Queue peek?

Veloz · Mar 2, 2010

Hi all
I'm looking for a queue that I can use with multiprocessing, which has
a peek method.

I've seen some discussion about queue.peek but don't see anything in
the docs about it.

Does python have a queue class with peek semantics?

Michael

Raymond Hettinger · Mar 2, 2010

Hi all
I'm looking for a queue that I can use with multiprocessing, which has
a peek method.

I've seen some discussion about queue.peek but don't see anything in
the docs about it.

Does python have a queue class with peek semantics?

Am curious about your use case? Why peek at something
that could be gone by the time you want to use it.

val = q.peek()
if something_i_want(val):
v2 = q.get() # this could be different than val

Wouldn't it be better to just get() the value and return if you don't
need it?

val = q.peek()
if not something_i_want(val):
q.put(val)

Raymond

Veloz · Mar 2, 2010

Am curious about your use case? Why peek at something
that could be gone by the time you want to use it.

val = q.peek()
if something_i_want(val):
v2 = q.get() # this could be different than val

Wouldn't it be better to just get() the value and return if you don't
need it?

val = q.peek()
if not something_i_want(val):
q.put(val)

Raymond

Yeah, I hear you. Perhaps queue is not the best solution. My highest
level use case is this: The user visits a web page (my app is a
Pylons app) and requests a "report" be created. The report takes too
long to create and display on the spot, so the user expects to visit
some url "later" and see if the specific report has completed, and if
so, have it returned to them.

At a lower level, I'm thinking of using some process workers to create
these reports in the background; there'd be a request queue (into
which requests for reports would go, each with an ID) and a completion
queue, into which the workers would write an entry when a report was
created, along with an ID matching the original request.

The "peek" parts comes in when the user comes back later to see if
their report has done. That is, in my page controller logic, I'd like
to look through the complete queue and see if the specific report has
been finished (I could tell by matching up the ID of the original
request to the ID in the completed queue). If there was an item in the
queue matching the ID, it would be removed.

It's since occurred to me that perhaps a queue is not the best way to
handle the completions. (We're ignoring the file system as a solution
for the time being, and focusing on in-memory structures). I'm
wondering now if a simple array of completed items wouldn't be better.
Of course, all the access to the array would have to be thread/process-
proof. As you pointed out, for example, multi-part operations such as
"is such-and-such an ID in the list? If so, remove it and return in"
would have to be treated atomically to avoid concurrency issues.

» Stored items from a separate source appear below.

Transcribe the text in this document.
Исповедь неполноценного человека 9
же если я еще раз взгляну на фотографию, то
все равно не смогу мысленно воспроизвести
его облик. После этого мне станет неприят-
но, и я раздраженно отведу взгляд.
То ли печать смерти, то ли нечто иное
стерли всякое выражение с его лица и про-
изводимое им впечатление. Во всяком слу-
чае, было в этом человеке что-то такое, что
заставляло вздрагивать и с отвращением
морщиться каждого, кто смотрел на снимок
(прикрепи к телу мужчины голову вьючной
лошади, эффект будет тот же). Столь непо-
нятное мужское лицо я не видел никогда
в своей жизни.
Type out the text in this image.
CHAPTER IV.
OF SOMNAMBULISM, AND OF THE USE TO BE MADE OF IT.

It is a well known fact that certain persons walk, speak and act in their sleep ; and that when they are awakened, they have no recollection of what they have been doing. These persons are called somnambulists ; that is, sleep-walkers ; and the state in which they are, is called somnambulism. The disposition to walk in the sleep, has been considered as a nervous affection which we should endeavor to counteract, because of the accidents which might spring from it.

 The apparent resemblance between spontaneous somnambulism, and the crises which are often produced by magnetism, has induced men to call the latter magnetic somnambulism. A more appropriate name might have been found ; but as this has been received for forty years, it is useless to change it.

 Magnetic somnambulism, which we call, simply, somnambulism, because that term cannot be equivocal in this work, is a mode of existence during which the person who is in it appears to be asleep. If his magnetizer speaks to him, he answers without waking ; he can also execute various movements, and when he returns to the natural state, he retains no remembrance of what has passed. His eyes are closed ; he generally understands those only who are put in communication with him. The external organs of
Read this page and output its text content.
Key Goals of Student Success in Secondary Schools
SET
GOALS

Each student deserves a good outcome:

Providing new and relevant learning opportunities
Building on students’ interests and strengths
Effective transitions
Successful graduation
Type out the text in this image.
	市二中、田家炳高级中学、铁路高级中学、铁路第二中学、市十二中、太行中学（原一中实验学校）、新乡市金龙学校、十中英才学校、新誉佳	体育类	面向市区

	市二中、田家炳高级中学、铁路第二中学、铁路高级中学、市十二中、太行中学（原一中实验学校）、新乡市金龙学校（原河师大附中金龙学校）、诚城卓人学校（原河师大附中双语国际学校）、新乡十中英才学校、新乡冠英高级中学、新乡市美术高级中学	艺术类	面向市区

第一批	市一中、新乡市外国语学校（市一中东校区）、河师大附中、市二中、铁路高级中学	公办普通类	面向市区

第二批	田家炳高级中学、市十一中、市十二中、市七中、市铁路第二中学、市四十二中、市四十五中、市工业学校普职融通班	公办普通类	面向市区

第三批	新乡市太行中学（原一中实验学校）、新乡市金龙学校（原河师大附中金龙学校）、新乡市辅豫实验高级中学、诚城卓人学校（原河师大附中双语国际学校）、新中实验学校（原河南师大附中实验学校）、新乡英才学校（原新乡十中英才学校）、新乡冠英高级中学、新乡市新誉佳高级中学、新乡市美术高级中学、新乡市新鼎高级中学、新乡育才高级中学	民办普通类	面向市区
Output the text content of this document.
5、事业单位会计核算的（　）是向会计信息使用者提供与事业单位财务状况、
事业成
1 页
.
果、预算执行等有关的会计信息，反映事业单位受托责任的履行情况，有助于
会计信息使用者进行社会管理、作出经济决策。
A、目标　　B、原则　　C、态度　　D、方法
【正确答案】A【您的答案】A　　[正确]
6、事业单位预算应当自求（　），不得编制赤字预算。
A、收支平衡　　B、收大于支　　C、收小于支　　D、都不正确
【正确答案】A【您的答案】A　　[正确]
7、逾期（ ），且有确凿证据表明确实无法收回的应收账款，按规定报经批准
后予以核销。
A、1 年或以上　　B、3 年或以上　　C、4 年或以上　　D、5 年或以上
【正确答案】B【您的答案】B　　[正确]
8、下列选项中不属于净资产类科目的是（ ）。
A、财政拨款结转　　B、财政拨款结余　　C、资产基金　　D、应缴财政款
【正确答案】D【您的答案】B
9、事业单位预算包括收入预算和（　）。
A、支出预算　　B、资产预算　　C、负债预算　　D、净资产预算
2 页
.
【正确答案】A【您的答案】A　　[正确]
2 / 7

Any thoughts on this design approach are welcomed

Michael

MRAB · Mar 2, 2010

Veloz said:
Yeah, I hear you. Perhaps queue is not the best solution. My highest
level use case is this: The user visits a web page (my app is a
Pylons app) and requests a "report" be created. The report takes too
long to create and display on the spot, so the user expects to visit
some url "later" and see if the specific report has completed, and if
so, have it returned to them.

At a lower level, I'm thinking of using some process workers to create
these reports in the background; there'd be a request queue (into
which requests for reports would go, each with an ID) and a completion
queue, into which the workers would write an entry when a report was
created, along with an ID matching the original request.

The "peek" parts comes in when the user comes back later to see if
their report has done. That is, in my page controller logic, I'd like
to look through the complete queue and see if the specific report has
been finished (I could tell by matching up the ID of the original
request to the ID in the completed queue). If there was an item in the
queue matching the ID, it would be removed.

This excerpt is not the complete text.